Most of these biases are labeled as attributional biases.
- Actor-observer bias — the tendency for explanations of other individuals' behaviors to overemphasize the influence of their personality and underemphasize the influence of their situation (see also fundamental attribution error). However, this is coupled with the opposite tendency for the self in that explanations for our own behaviors overemphasize the influence of our situation and underemphasize the influence of our own personality.
- Egocentric bias — occurs when people claim more responsibility for themselves for the results of a joint action than an outside observer would.
- Forer effect (aka Barnum Effect) — the tendency to give high accuracy ratings to descriptions of their personality that supposedly are tailored specifically for them, but are in fact vague and general enough to apply to a wide range of people. For example, horoscopes.
- False consensus effect — the tendency for people to overestimate the degree to which others agree with them.
- Fundamental attribution error — the tendency for people to over-emphasize personality-based explanations for behaviors observed in others while under-emphasizing the role and power of situational influences on the same behavior (see also actor-observer bias, group attribution error, positivity effect, and negativity effect).
- Halo effect — the tendency for a person's positive or negative traits to "spill over" from one area of their personality to another in others' perceptions of them (see also physical attractiveness stereotype).
- Herd instinct — Common tendency to adopt the opinions and follow the behaviors of the majority to feel safer and to avoid conflict.
- Illusion of asymmetric insight — people perceive their knowledge of their peers to surpass their peers' knowledge of them.
- Illusion of transparency — people overestimate others' ability to know them, and they also overestimate their ability to know others.
- Illusory superiority — overestimating one's desirable qualities, and underestimating undesirable qualities, relative to other people. Also known as Superiority bias (also known as "Lake Wobegon effect", "better-than-average effect", "superiority bias", or Dunning-Kruger effect).
- Ingroup bias — the tendency for people to give preferential treatment to others they perceive to be members of their own groups.
Just-world phenomenon — the tendency for people to believe that the world is just and therefore people "get what they deserve."
- Notational bias — a form of cultural bias in which a notation induces the appearance of a nonexistent natural law.
- Outgroup homogeneity bias — individuals see members of their own group as being relatively more varied than members of other groups.
- Projection bias — the tendency to unconsciously assume that others share the same or similar thoughts, beliefs, values, or positions.
- Self-serving bias (also called "behavioral confirmation effect") — the tendency to claim more responsibility for successes than failures. It may also manifest itself as a tendency for people to evaluate ambiguous information in a way beneficial to their interests (see also group-serving bias).
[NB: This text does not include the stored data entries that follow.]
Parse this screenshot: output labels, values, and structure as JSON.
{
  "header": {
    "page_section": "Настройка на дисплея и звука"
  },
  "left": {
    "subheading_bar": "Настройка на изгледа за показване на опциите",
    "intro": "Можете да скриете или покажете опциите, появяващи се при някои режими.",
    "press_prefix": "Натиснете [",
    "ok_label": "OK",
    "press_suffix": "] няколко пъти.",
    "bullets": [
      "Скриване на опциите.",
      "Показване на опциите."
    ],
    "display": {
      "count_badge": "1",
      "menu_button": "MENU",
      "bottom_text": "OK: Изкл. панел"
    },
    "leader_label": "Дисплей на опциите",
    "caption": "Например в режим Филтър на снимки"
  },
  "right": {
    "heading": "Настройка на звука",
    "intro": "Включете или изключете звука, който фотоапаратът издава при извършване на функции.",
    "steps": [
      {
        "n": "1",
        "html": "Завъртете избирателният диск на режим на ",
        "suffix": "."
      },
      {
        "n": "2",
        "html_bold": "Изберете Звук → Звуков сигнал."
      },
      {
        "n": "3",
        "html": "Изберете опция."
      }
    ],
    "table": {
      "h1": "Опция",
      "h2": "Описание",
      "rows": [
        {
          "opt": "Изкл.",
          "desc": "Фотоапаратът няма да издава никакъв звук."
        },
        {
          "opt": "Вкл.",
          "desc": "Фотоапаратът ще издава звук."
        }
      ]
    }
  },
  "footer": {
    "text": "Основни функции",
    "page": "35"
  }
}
- Self-fulfilling prophecy — the tendency to engage in behaviors that elicit results which will (consciously or not) confirm existing attitudes.
- System justification — the tendency to defend and bolster the status quo. Existing social, economic, and political arrangements tend to be preferred, and alternatives disparaged sometimes even at the expense of individual and collective self-interest. (See also status quo bias.)
- Trait ascription bias — the tendency for people to view themselves as relatively variable in terms of personality, behavior and mood while viewing others as much more predictable.
- Ultimate attribution error — Similar to the fundamental attribution error, in this error a person is likely to make an internal attribution to an entire group instead of the individuals within the group.
Further information: Memory bias
- Consistency bias — incorrectly remembering one's past attitudes and behaviour as resembling present attitudes and behaviour.
- Cryptomnesia — a form of misattribution where a memory is mistaken for imagination.
- Egocentric bias — recalling the past in a self-serving manner, e.g. remembering one's exam grades as being better than they were, or remembering a caught fish as being bigger than it was
- False memory — confusion of imagination with memory, or the confusion of true memories with false memories.
- Hindsight bias — filtering memory of past events through present knowledge, so that those events look more predictable than they actually were; also known as the 'I-knew-it-all-along effect'.
- Reminiscence bump — the effect that people tend to recall more personal events from adolescence and early adulthood than from other lifetime periods.
- Rosy retrospection — the tendency to rate past events more positively than they had actually rated them when the event occurred.
- Self-serving bias — perceiving oneself responsible for desirable outcomes but not responsible for undesirable ones.
- Suggestibility — a form of misattribution where ideas suggested by a questioner are mistaken for memory.